What’s Your Line

Kansas City-based Mail Print employs off-line bindery solutions from Standard Finishing because the systems’ capacity is higher than the output capabilities of its HP digital presses.
What is the best finishing solution for your digital printers, in-line, near-line or off-line? Three printers tout the advantages they have found in each.

Prestone Printing is an offset, digital and large-format boutique commercial shop that generates $23 million in annual revenues. It digitally produces business cards, brochures, folders, tickets and direct mail pieces, with saddlestitching and perfect binding capabilities. Near-line finishing is the configuration of choice for the Long Island printer.

“Until recently, we would print 200 digital jobs a day and go to the cutters, folders, stitchers,” explains Ira Wechsler, vice president of operations for Prestone Printing. “But we found that we were running short on most jobs.

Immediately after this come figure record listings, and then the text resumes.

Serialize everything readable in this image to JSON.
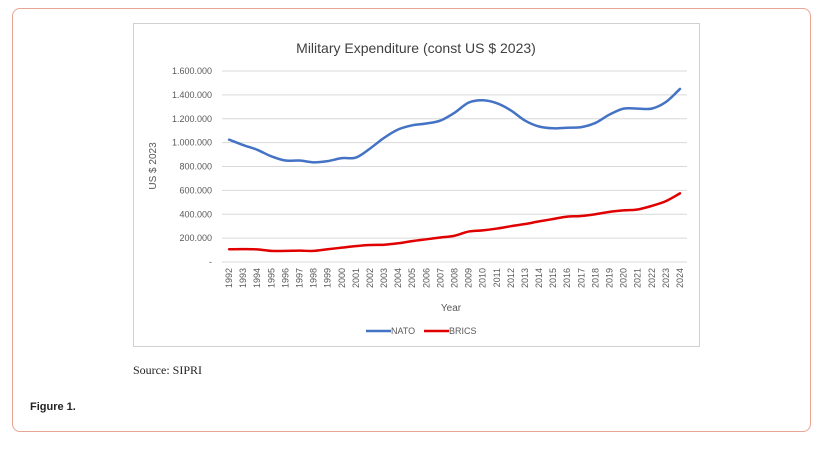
{
  "figure_label": "Figure 1.",
  "source_text": "Source: SIPRI",
  "chart_data": {
    "type": "line",
    "title": "Military Expenditure (const US $ 2023)",
    "xlabel": "Year",
    "ylabel": "US $ 2023",
    "ylim": [
      0,
      1600000
    ],
    "y_ticks": [
      0,
      200000,
      400000,
      600000,
      800000,
      1000000,
      1200000,
      1400000,
      1600000
    ],
    "y_tick_labels": [
      "-",
      "200.000",
      "400.000",
      "600.000",
      "800.000",
      "1.000.000",
      "1.200.000",
      "1.400.000",
      "1.600.000"
    ],
    "grid": true,
    "legend_position": "bottom",
    "x": [
      "1992",
      "1993",
      "1994",
      "1995",
      "1996",
      "1997",
      "1998",
      "1999",
      "2000",
      "2001",
      "2002",
      "2003",
      "2004",
      "2005",
      "2006",
      "2007",
      "2008",
      "2009",
      "2010",
      "2011",
      "2012",
      "2013",
      "2014",
      "2015",
      "2016",
      "2017",
      "2018",
      "2019",
      "2020",
      "2021",
      "2022",
      "2023",
      "2024"
    ],
    "series": [
      {
        "name": "NATO",
        "color": "#4472c4",
        "values": [
          1025000,
          980000,
          940000,
          885000,
          850000,
          850000,
          835000,
          845000,
          870000,
          875000,
          950000,
          1040000,
          1110000,
          1145000,
          1160000,
          1185000,
          1250000,
          1335000,
          1355000,
          1330000,
          1270000,
          1185000,
          1135000,
          1120000,
          1125000,
          1130000,
          1165000,
          1235000,
          1285000,
          1285000,
          1285000,
          1340000,
          1450000
        ]
      },
      {
        "name": "BRICS",
        "color": "#e00000",
        "values": [
          107000,
          108000,
          106000,
          93000,
          93000,
          95000,
          93000,
          107000,
          120000,
          133000,
          142000,
          145000,
          157000,
          175000,
          190000,
          205000,
          220000,
          255000,
          265000,
          280000,
          300000,
          318000,
          340000,
          360000,
          380000,
          385000,
          400000,
          420000,
          432000,
          440000,
          470000,
          510000,
          575000
        ]
      }
    ]
  }
}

“Since purchasing the Duplo slitter and stitcher, waste is down to a minimum,” he adds. “We’ve also found that it is so much quicker and there’s no chance of packaging errors. I love that we can print, slit and pack with one person.”

Off-line Advantages

Sometimes, finishing equipment is just too quick to be integrated in-line with a digital press. That was the case with Mail Print, a 24-year-old Kansas City, Mo.-based operation that generates—you guessed it—personalized direct mail along with saddlestitched and perfect-bound books. President Eric Danner says the company has become adept at digital work, which touches 95 percent of the items produced by Mail Print.

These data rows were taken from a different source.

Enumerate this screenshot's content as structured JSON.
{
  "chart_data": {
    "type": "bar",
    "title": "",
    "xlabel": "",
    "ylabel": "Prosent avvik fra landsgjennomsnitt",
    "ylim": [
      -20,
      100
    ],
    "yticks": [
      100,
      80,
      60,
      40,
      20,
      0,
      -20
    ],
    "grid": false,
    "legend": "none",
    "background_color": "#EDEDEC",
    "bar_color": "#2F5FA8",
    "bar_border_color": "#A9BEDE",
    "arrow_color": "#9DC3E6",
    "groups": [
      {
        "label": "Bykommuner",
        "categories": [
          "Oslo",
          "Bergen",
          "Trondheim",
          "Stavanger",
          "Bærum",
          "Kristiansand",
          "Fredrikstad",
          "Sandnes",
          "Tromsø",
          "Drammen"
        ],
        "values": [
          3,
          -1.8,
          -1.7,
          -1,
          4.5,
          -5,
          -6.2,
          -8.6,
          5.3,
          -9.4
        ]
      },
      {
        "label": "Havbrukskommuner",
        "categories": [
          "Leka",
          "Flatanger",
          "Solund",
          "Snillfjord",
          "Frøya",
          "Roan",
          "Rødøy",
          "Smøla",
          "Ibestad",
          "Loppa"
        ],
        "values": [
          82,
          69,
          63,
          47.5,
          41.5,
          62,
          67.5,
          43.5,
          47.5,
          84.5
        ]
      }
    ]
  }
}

“Virtually everything we print is personalized in some way,” he says.

Digital printing rolls off a quartet of HP Indigo presses and an HP T200 inkjet web press at Mail Print. Danner believes that the off-line finishing process has inherent advantages over in-line production.

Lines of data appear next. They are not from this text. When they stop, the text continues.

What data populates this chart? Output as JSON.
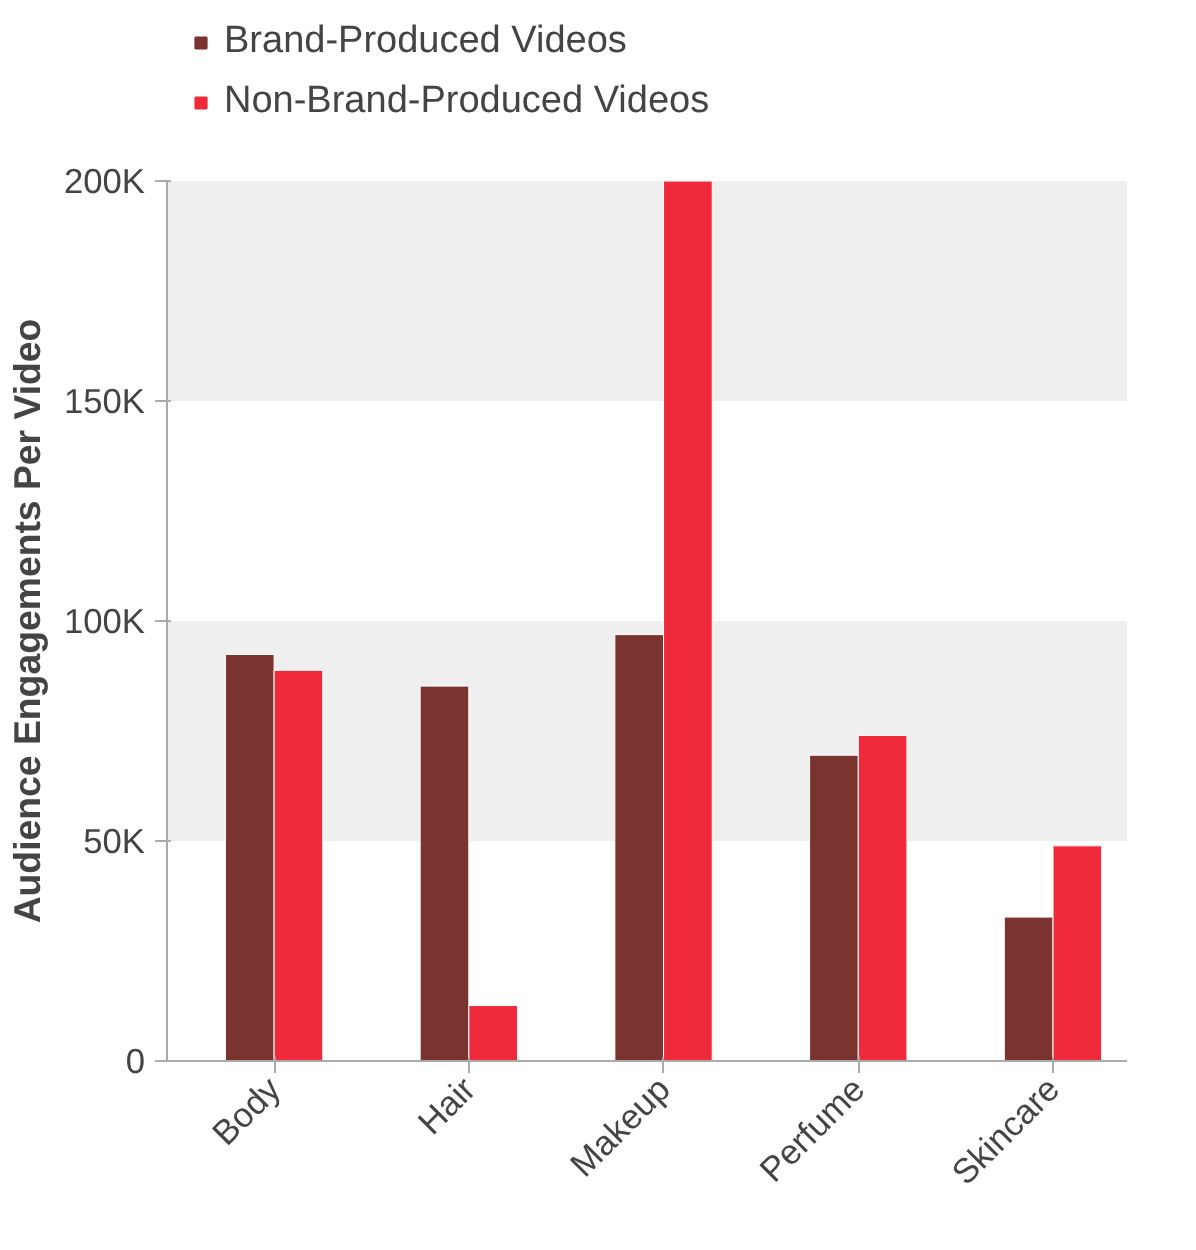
{
  "chart_data": {
    "type": "bar",
    "categories": [
      "Body",
      "Hair",
      "Makeup",
      "Perfume",
      "Skincare"
    ],
    "series": [
      {
        "name": "Brand-Produced Videos",
        "color": "#7b3330",
        "values": [
          92400,
          85200,
          96900,
          69500,
          32700
        ]
      },
      {
        "name": "Non-Brand-Produced Videos",
        "color": "#ee2a3b",
        "values": [
          88800,
          12600,
          200000,
          74000,
          48900
        ]
      }
    ],
    "ylabel": "Audience Engagements Per Video",
    "ylim": [
      0,
      200000
    ],
    "yticks": [
      0,
      {
        "value": 50000,
        "label": "50K"
      },
      {
        "value": 100000,
        "label": "100K"
      },
      {
        "value": 150000,
        "label": "150K"
      },
      {
        "value": 200000,
        "label": "200K"
      }
    ],
    "bands": [
      {
        "axis": "y",
        "from": 50000,
        "to": 100000,
        "color": "#efefef"
      },
      {
        "axis": "y",
        "from": 150000,
        "to": 200000,
        "color": "#efefef"
      }
    ],
    "legend": "top"
  }
}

“If the press stops, then the bindery stops. So why tie the two together?” he relates. “In the case of the bindery line we installed, it runs twice as fast as the web press. So, if I was running the press all the time, I’d still be under­utilizing the bindery line.”

Long runs are an exception, not the rule, for Mail Print when it comes to direct mail production. The printer churns out between 20 and 30 jobs per day with an aggregate total of about 200,000 pieces. A long run length might touch the 50,000 range, according to Danner.